Röportaj

Dostumuz da düşmanımız da biziz

Dostumuz da düşmanımız da biziz

Yıllardır verdiği Yaşama Sanatı seminerlerini bir sahne gösterisine dönüştüren tiyatro sanatçısı Betül Arım, kendimize vereceğimiz en büyük armağanın kendimizi bilmek, tanımak ve var etmek olduğunu kendi hayat hikayesinden örneklerle anlatıyor.

YAPRAK ÇETİNKAYA

Betül Arım

Betül Arım

Geçen mart ayında gerçekleştirilen Mutluluk Festivali’nin son günü sadece bir seminer için vakit ayırabildim ve konuşmacının kim olduğuna bakmadan büyük salona girdim. Birkaç dakika sonra sahneye tiyatro sanatçısı Betül Arım çıktı ve müthiş bir enerji ile yaşama sanatını anlatmaya başladı. O kadar akıcı, eğlenceli anlatıyordu ki yaklaşık 45 dakika soluksuz izledik. O sırada öğrendim ki Betül Arım, kişisel deneyimlerini kendini keşfetme yolculuğunda edindiği bilgilerle harmanlamış ve bir oyun sahnelemeye başlamış: “Dışarıda Hiçbir Şey Var”.

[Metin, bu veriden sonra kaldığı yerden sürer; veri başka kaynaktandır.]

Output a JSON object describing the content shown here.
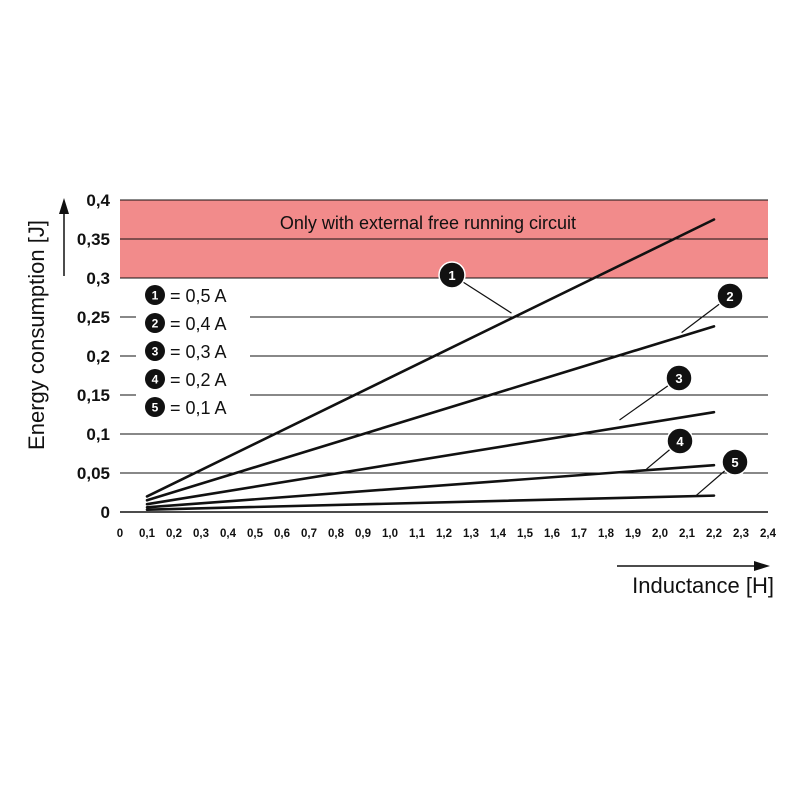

O ana kadar duymamış olmama hayıflanarak hemen eşimi aradım ve en yakın tarihli oyuna bilet almasını rica ettim. İki hafta sonra ailecek salondaydık. Çıkışta 14 yaşındaki kızıma, “Hafta içi senin için yorucu oldu biliyorum ama bilinçaltının gücünü bu yaşta öğrendiğin için ileride teşekkür edeceksin” dedim. “Şimdiden teşekkür ediyorum” cevabını alınca değmeyin keyfime!

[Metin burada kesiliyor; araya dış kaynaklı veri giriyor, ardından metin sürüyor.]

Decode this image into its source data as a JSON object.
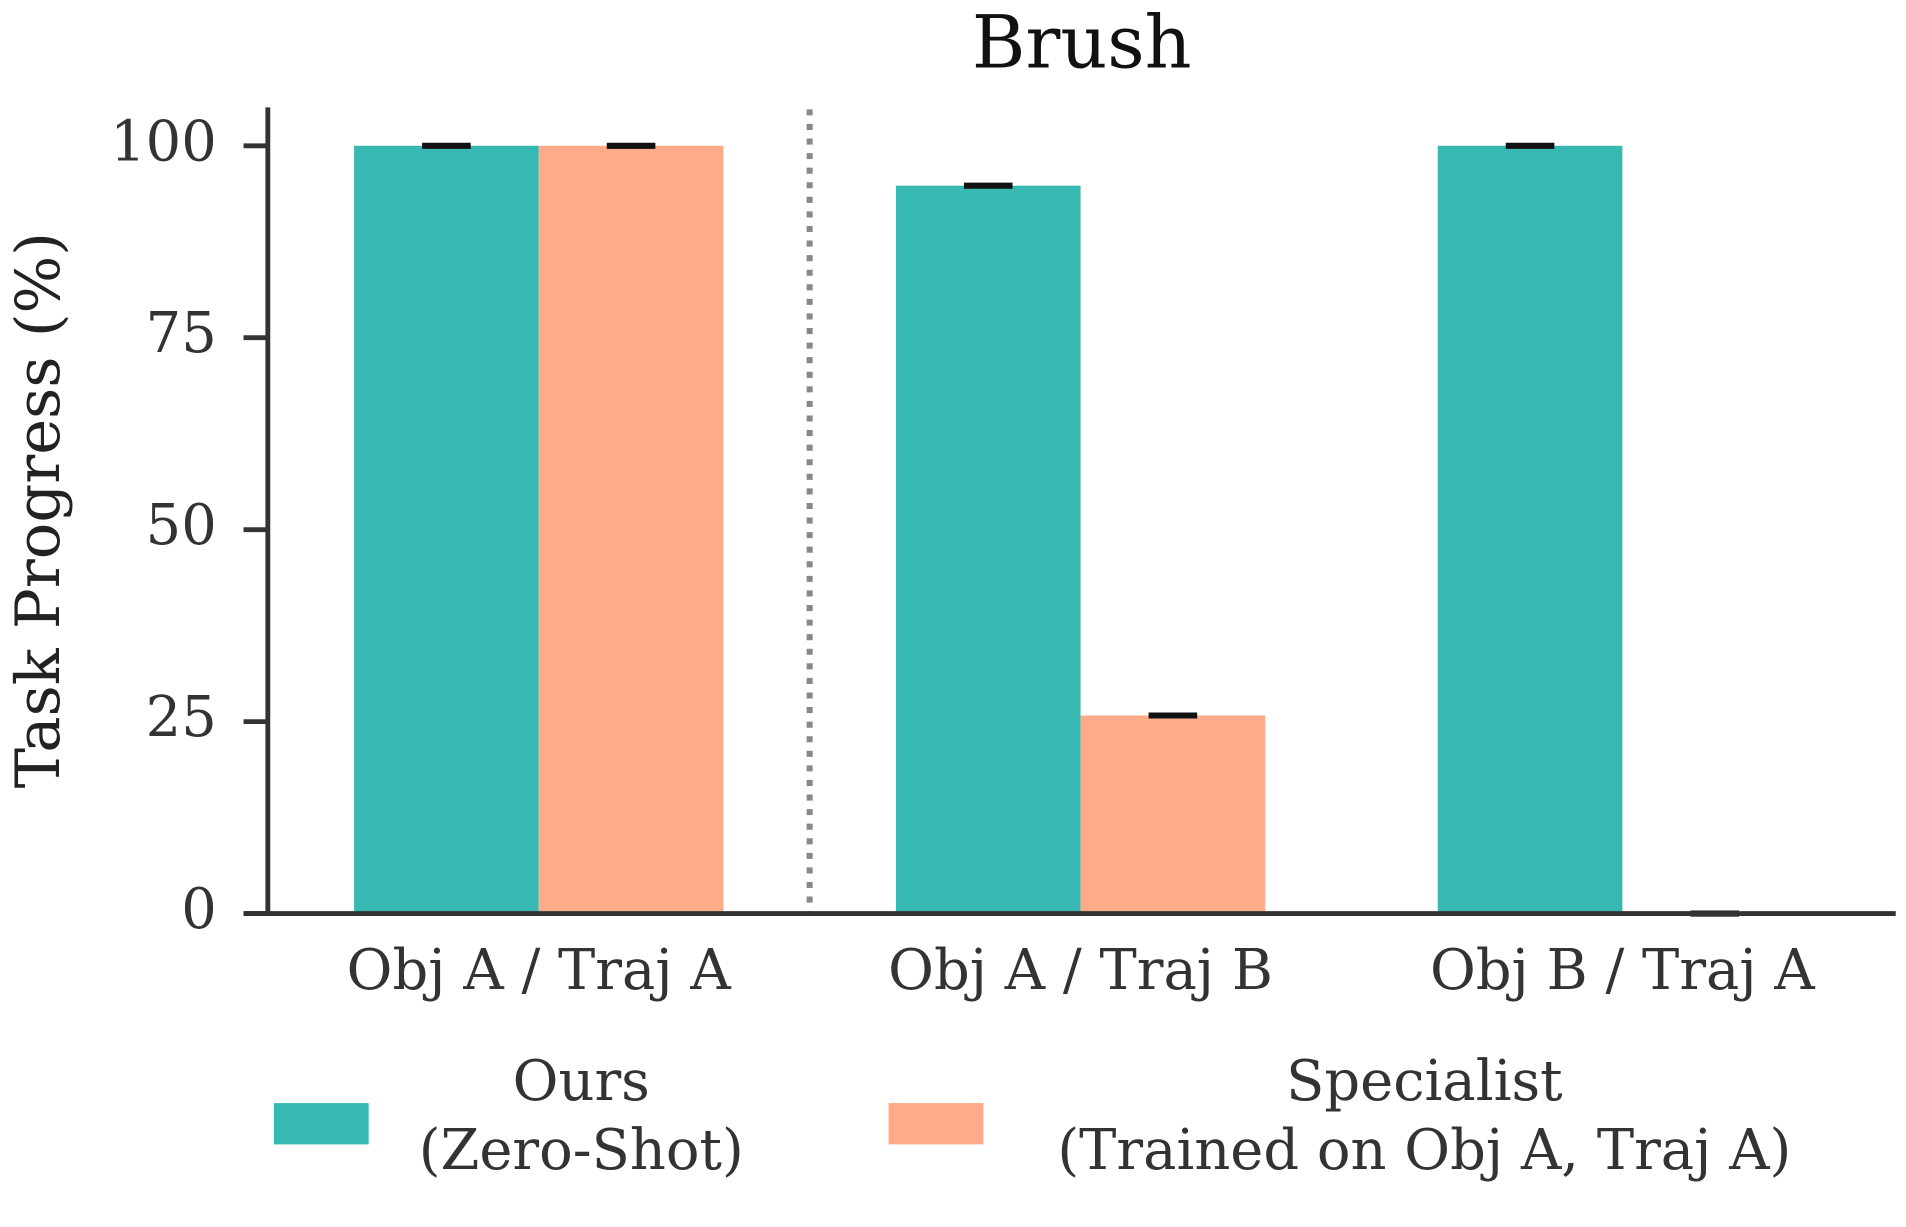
{
  "chart_data": {
    "type": "bar",
    "title": "Brush",
    "y_label": "Task Progress (%)",
    "categories": [
      "Obj A / Traj A",
      "Obj A / Traj B",
      "Obj B / Traj A"
    ],
    "series": [
      {
        "name": "Ours\n(Zero-Shot)",
        "color": "#38b8b2",
        "values": [
          100,
          94.8,
          100
        ],
        "errors": [
          0.3,
          0.3,
          0.3
        ]
      },
      {
        "name": "Specialist\n(Trained on Obj A, Traj A)",
        "color": "#ffaa88",
        "values": [
          100,
          25.8,
          0
        ],
        "errors": [
          0.3,
          0.3,
          0.3
        ]
      }
    ],
    "ylim": [
      0,
      105
    ],
    "yticks": [
      0,
      25,
      50,
      75,
      100
    ],
    "grid": false
  }
}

Betül Arım’ın oyununu bu kadar etkileyici kılan yaşamadığı hiçbir şeyi anlatmıyor oluşu… Bunu kendisi ile yaşadığımız bir aksilik sonucunda bir kez daha kanıtladı aslında… Yaptığımız ilk röportajdan sonra ses kayıt cihazım kişisel tarihimde ilk defa arıza yapınca kendisini tekrar aramam gerekti. Karşımdaki kadının sahici olduğunu bildiğimden içim rahattı. Durumu çekinmeden anlattım. Birazdan okuyacağınız röportajda dediği gibi hemen “çözüm”e odaklandı. Yoğun temposunun içinde ne yaptı ne etti ve Ankara uçağına binmeden birkaç saat önce benimle tekrar buluştu. İşte karşınızda bu sefer başarıyla kayda geçen röportajımız…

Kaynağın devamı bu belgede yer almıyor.